The Journal Sentinel’s Dan Bice followed up on a National Review piece that quoted Scott Walker trashing Dumb Ron Johnson. Here comes another awkward moment for the incidental governor. No, he wasn't talking about the only senator in full panic mode about the economy, not a chance? I suppose Walker is talking directly to his strident “stand with Walker” believers, who feel his victimhood.
It's clear to anyone not in the bag for Walker who he was talking about.
According to the conservative National Review, Walker took a swipe at a particular Republican U.S. senator, whom he didn't name, for always grousing about the national debt. National Review's Eliana Johnson (wrote) "At times, he said that listening to the senator harping on it makes him 'want to slit my wrists because I'm just like, "My God, this is so awful, I cannot believe this.""
Hmm, Wisconsin has a U.S. senator, Ron Johnson, who likes to harp on the national debt. So Johnson's got to be the guy. Except the governor denied it on Tuesday. Walker said he didn't criticize anyone in particular … "It's flat-out wrong," Walker said.
Was Walker misquoted? "Well," he said, "that's what flat-out wrong means."
That sentiment did not go over well at the offices of the National Review. Rich Lowry, the editor said of his reporter in an interview … "It's completely accurate. We have the audio."
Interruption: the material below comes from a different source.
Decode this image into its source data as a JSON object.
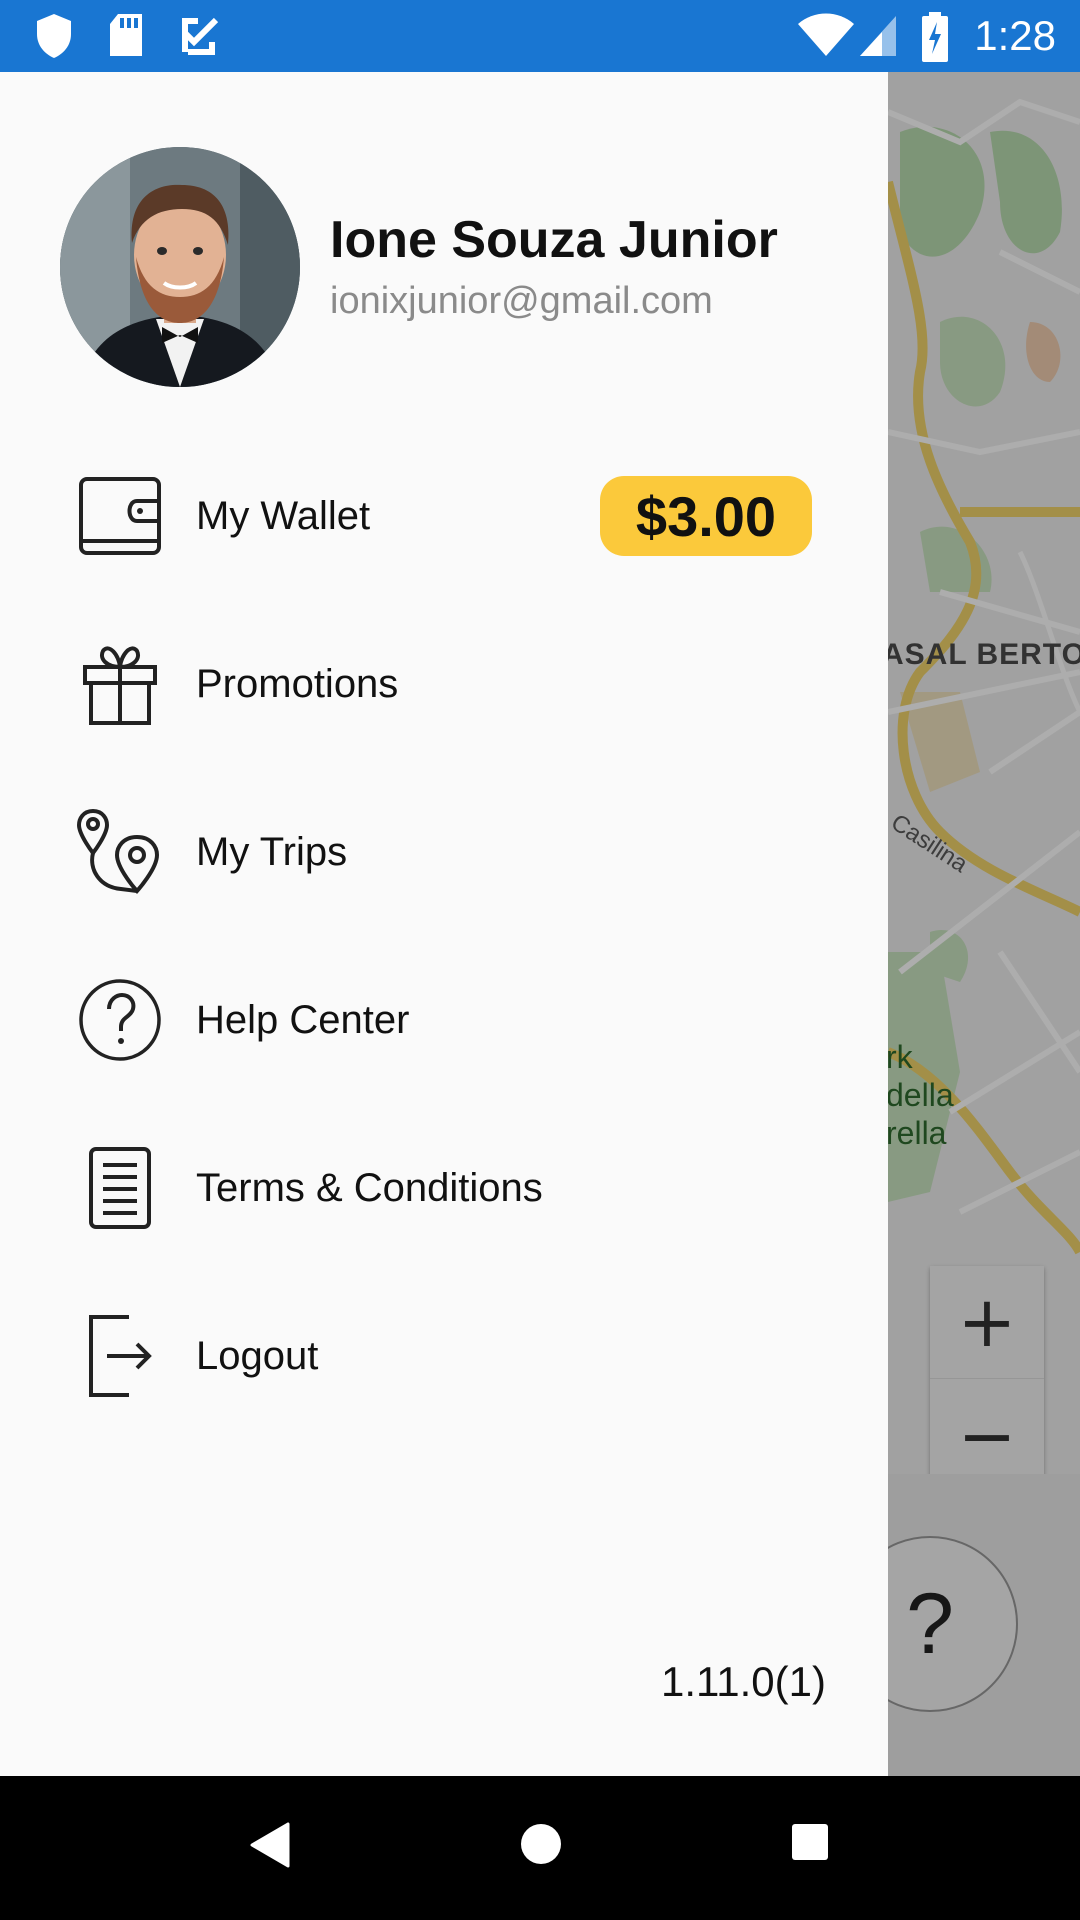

In fact Walker is also spinning a list of fact in a recent New Republic piece, "The Unelectable Whiteness of Scott Walker." Walker is claiming a well-researched series of articles detailing how partisan Wisconsin has become since Walker became governor isn't his fault, even though he came right out and said “divide and conquer” was part of the plan.
Walker said the story was "filled with half-truths and misunderstanding.” The piece also relied heavily, he said, on a recent Journal Sentinel series on Wisconsin voting patterns. Walker claimed the polarization described in the series began emerging long before he ran for office.